The Leslie-Lohman Museum may itself take some digging. It has existed in one form or other for thirty years, but I overlooked it until a helpful review in The Times. It lies just down the street from the Drawing Center in Soho, but it has no more space than many a gallery, including Deitch Projects a few doors away. It may ask to play a modest role as well. Selections from the museum's collection lean heavily to portraiture as assertions of LGBT identity, despite a disfigured mask by Nicole Eisenman and a horse bound in white by Deborah Bright as Wild Secret Girl. But then its portraits range from early photography by Wilhelm von Gloeden and Wilhelm von Plüschow to Jimmy DeSana in performance, daubing white stuff in his crotch.
Portraiture appears in "Found" as well, only more layered. Rodrigo Moreira, Troy Michie, Gaye Chan, and Frederick Weston all use collage, overpainting, or folds to suggest a blurring of gender or ethnicity. Photocollage by Matt Lips compiles male role models in Western culture. The passage from identity to multiplicity recurs in text art, when Eve Fowler quotes Gertrude Stein: This Is It with It As It Is. That by no means rules out it as it is not.

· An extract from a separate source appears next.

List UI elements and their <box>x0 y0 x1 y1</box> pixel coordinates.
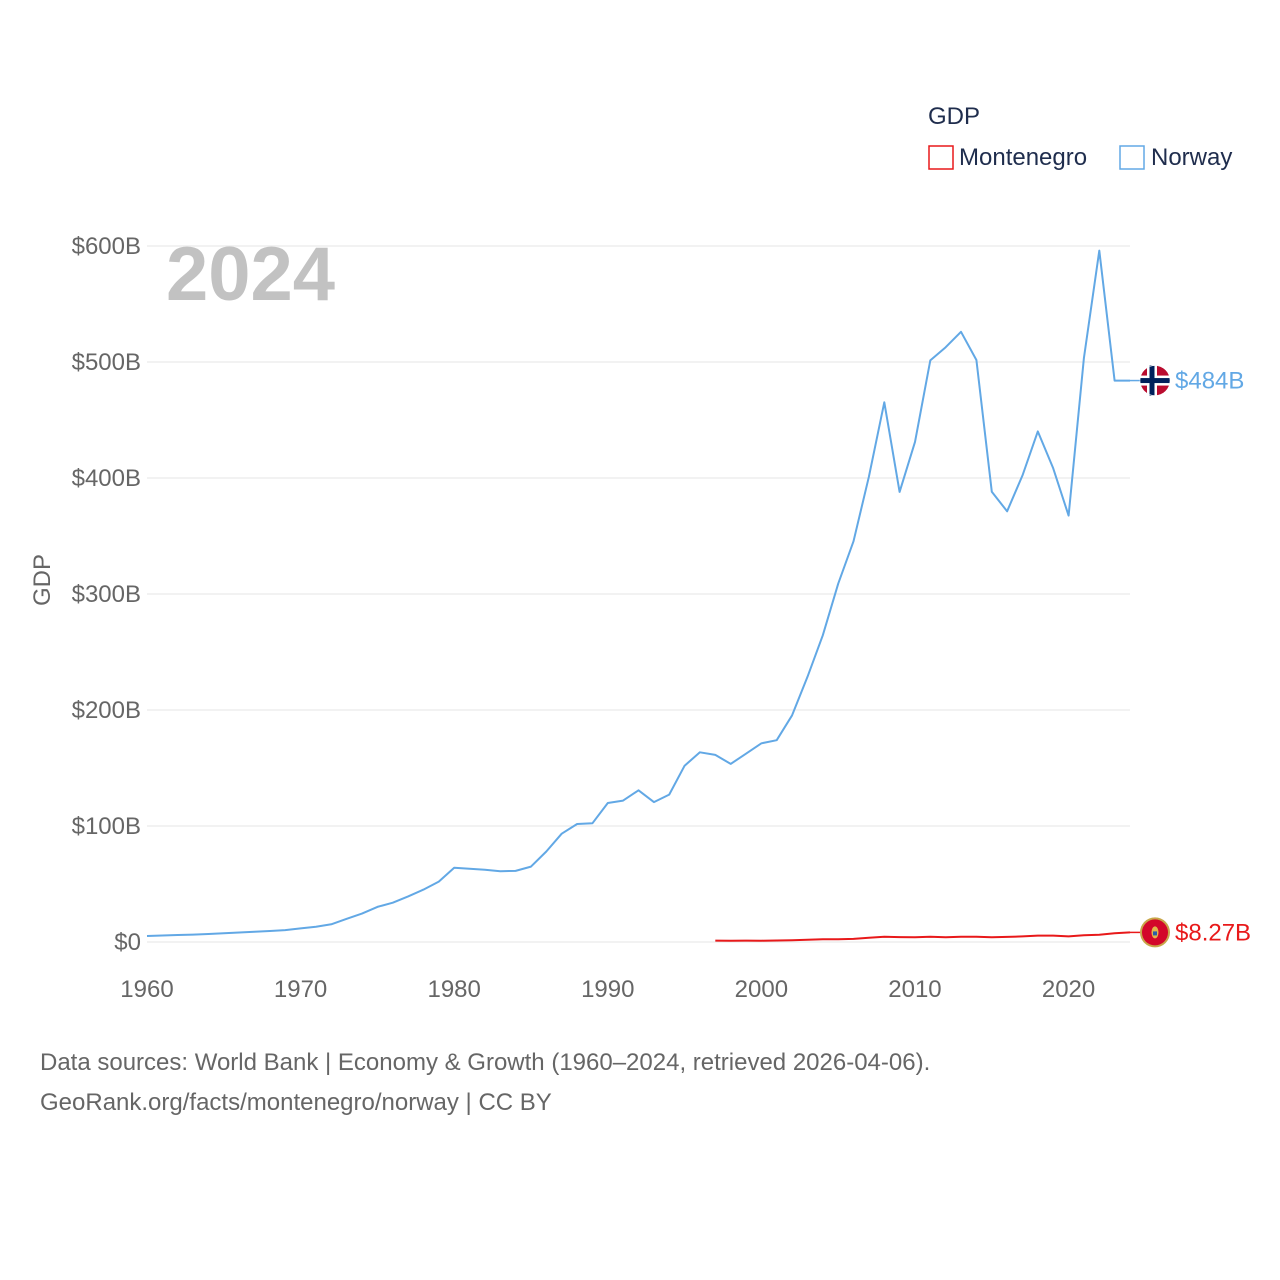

As curator, Avram Finkelstein two strategies, often at once. Artists may be recovering a sense of identity from found fragments, much like archaeology. That may mean a child's toy for Robert Lucy, sculpted hair spray for Maia Cruz Palileo, or floral slippers for Boris Torres. Alternatively, they may be recovering an identity from its use by others. Karen Heagle takes her self-portrait as a male from Egon Schiele, L. J. Roberts sharpens a memorial to the Stonewall riots by George Segal, and Alyse Ronayne treats her studio to a messy "real allegory" after Gustave Courbet. Ken Gonzales documents a lynching, but with the victims taken out of the picture, leaving only the appalling crowd.
It gets hard to distinguish recovery from effacement. Which is at issue with slim red neon by Lucas Michael, set against the wall like a door without a passage or a picture frame without a portrait? What of sandbags in plaster by Anthony Goicolea, trapped between mirrors as Infinite Compression? What of Anne Frank's house after a visit by Justin Bieber, in an installation by Buzz Slutzky with room on the bed for The Autobiography of Alice B. Toklas and Eichmann in Jerusalem? Archaeology has become less a discipline than a metaphor. So, too, has abstraction.
It appears almost as an afterthought, despite the show's title. Yet it follows much the same strategies of effacement, reflection, and recovery. Michael also buries an image in black graphite, while Carrie Yamaoka treats vinyl and epoxy as a blackened mirror. Nancy Brooks Brody takes the gallery's or the viewer's measure with metal strips embedded in the walls. Alyse Ronayne creates abstract painting with spray tan, Brian Christopher Glaser with shampoo ads, and Sam Gordon with studio sweepings. Still more detritus serves Maika'i Tubbs as abstract sculpture or oceanic stones.
Any archaeological find carries the risk that one may have seen it all before. So too often does the entire show, now that appropriation and abstraction have started to blend together. One may miss true pioneers of gay abstraction, like Robert Rauschenberg and, less overtly, Jasper Johns—or one may prefer an installation by the museum's windows, by Rachael Farmer, for a more personal history. Pairs of white ceramic women navigate mountains of gray quilting. What look like characters from The Handmaid's Tale refer instead to Farmer's Mormon ancestors. They leave it up to the viewer to dig deeper.
"Trigger" ran at the New Museum through January 2, 2018, "Found" and Rachael Farmer at the Leslie-Lohman Museum of Gay and Lesbian Art through September 10, 2017.